In his years with the Reds, Kearns was still developing as a hitter. But he homered once every 22.4 at-bats. In a little more than a year in Washington, he has all of 14 homers -- one every 40.4 at-bats.
Kearns is not one to show that it eats at him. "He's professional about it," catcher Brian Schneider said. That, teammates say, is why they respect how he's handled his season.
"It's easy to try too hard," Kearns said. "It's something I'm probably guilty of a lot. I'm my own worst critic, or whatever you want to call it. I expect to do well, and when I don't, I don't like it."
When Kearns came to the plate in the eighth, he was already 0 for 3, though he had plenty of company on both teams. Redding and Colorado right-hander Josh Fogg -- an unlikely pair to follow zeroes with more zeroes -- combined to allow eight hits in 12 2/3 innings. The Nationals' lineup full of reserves -- which featured no one hitting better than .258 -- failed to execute in almost every key situation.
In the third, they had runners on first and third with one out, and D'Angelo Jimenez grounded into a double play. In the fourth, they had runners on first and second with one out, and Robert Fick popped a lazy foul to third before Jesus Flores followed a walk with a bases-loaded groundout.
And in the seventh, with pinch runner Nook Logan on first, Ryan Langerhans failed to get down a bunt. Worse, with two strikes, he tried to do it again. Logan was running. Langerhans popped the ball up -- directly into a double play.
"I should've swung away," Langerhans said. "I should've been smarter about it."
So in the dugout, there were concerns.
"We couldn't get a bunt down," Manager Manny Acta said. "We couldn't get a guy over. We couldn't drive them in from third with less than two outs. Just name any type of execution. We had our chances."
The final chance came in the eighth, after Chris Booker had relieved Redding and recorded a key strikeout with two men on in the seventh, after Jon Rauch had pitched a scoreless eighth. Jimenez started the winning rally with a bouncing, two-out single to right. When Jimenez advanced on a passed ball, Rockies Manager Clint Hurdle elected to walk Ryan Zimmerman to get to Kearns.
Julio, the well-traveled reliever who had blown save opportunities in his first two career appearances against Washington, missed with his first pitch. He came back with a slider, and Kearns drilled it into the mezzanine level in left.
"That, today, makes me a lot happier because of the fact that it didn't scrape the wall," Acta said. "It was an upper-deck shot. It tells me the power's still there, that if he continues working on the hands and the timing, he's going to hit more."
Kearns, though, said it didn't matter. Upper deck, off the foul pole, whatever. He needed one.
"It could've hit a glove and bounced over," he said. "I don't care."

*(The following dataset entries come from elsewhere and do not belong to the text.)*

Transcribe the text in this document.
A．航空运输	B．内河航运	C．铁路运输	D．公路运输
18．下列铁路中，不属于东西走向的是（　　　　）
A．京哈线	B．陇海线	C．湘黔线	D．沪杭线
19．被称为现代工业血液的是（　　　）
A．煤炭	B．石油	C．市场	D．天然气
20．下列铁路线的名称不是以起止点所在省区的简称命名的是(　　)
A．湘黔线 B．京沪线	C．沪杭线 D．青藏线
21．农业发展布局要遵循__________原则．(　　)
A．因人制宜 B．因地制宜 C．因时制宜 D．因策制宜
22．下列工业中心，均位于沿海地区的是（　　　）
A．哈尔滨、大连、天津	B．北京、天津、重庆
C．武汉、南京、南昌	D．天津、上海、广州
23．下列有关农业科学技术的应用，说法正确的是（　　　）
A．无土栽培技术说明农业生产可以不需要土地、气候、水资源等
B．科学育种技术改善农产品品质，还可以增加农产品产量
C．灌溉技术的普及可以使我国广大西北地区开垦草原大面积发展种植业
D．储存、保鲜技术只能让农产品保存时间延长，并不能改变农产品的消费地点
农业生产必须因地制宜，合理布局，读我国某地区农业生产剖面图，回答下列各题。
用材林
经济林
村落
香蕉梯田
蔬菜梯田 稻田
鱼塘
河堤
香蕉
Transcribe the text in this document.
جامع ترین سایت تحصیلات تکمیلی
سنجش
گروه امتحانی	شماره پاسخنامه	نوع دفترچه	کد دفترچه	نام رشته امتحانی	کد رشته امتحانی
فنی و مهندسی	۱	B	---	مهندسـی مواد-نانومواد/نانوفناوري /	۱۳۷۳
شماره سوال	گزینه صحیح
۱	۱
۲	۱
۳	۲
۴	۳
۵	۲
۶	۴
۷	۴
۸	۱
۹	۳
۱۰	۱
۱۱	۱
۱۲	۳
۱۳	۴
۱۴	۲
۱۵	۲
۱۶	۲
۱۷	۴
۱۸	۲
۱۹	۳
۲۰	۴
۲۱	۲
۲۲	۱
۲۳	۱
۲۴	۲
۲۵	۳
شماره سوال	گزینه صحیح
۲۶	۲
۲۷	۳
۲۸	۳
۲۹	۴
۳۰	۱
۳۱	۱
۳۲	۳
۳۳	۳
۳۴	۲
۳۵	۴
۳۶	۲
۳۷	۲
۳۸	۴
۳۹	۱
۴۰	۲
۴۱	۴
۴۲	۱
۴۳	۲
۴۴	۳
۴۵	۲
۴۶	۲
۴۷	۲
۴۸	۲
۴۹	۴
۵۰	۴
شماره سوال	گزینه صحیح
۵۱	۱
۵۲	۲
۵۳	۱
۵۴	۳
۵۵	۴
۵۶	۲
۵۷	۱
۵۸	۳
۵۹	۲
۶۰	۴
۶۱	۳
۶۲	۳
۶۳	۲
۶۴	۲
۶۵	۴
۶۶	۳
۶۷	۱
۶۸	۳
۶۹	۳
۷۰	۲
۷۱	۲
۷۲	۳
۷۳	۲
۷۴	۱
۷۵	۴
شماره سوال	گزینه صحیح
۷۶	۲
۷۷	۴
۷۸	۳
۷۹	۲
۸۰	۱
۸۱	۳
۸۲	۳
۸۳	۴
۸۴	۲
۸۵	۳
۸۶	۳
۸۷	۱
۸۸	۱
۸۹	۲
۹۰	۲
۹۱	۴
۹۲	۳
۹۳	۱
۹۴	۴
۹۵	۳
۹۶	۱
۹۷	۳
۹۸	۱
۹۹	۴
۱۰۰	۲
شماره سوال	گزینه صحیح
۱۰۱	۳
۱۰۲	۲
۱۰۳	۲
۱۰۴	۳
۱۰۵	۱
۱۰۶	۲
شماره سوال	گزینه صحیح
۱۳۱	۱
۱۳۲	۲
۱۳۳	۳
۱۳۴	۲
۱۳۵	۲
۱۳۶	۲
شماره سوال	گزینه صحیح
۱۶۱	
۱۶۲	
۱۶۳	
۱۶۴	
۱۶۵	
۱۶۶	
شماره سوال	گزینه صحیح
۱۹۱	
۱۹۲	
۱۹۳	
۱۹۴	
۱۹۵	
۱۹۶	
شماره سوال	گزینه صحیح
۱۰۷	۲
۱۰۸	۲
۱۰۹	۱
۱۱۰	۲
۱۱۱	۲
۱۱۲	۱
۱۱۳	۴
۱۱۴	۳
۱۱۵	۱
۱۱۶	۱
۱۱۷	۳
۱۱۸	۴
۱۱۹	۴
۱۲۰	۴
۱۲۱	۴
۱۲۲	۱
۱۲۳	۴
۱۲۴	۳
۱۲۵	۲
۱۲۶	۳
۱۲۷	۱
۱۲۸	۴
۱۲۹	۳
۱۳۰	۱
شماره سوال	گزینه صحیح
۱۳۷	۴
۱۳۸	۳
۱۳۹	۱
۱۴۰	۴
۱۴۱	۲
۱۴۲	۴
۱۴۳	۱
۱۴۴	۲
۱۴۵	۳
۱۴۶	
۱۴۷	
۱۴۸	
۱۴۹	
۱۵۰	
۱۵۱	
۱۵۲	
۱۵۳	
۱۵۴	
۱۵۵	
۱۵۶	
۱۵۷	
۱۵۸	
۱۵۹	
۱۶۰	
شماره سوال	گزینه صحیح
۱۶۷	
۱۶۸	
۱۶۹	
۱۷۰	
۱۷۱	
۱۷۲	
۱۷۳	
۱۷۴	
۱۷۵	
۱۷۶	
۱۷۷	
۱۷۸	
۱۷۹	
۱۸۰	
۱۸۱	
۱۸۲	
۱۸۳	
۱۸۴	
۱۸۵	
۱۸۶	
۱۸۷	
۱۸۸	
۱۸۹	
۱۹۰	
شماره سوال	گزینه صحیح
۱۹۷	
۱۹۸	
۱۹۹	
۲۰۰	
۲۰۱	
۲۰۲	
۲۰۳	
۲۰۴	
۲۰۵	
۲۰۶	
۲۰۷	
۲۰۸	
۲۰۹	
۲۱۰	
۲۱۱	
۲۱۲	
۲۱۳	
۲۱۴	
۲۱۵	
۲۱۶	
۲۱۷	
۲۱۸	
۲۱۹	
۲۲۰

Afterward, he packed his bags and headed north. He and several teammates planned to attend a Toby Keith concert last night outside Philadelphia, where the Nationals open a road trip Tuesday. Yesterday morning, Kearns had driven to the park cranking one of his favorite country singers. He had the Nationals' staff play "Courtesy of the Red, White and Blue" before his at-bats.
But as the Nationals filtered out of the clubhouse, another Keith standard, "How Do You Like Me Now?", blared through RFK's speakers. The chorus:
How do you like me now
Now that I'm on my way?
Austin Kearns might have blasted that song all the way up Interstate 95, desperate to use one homer to send him on his way.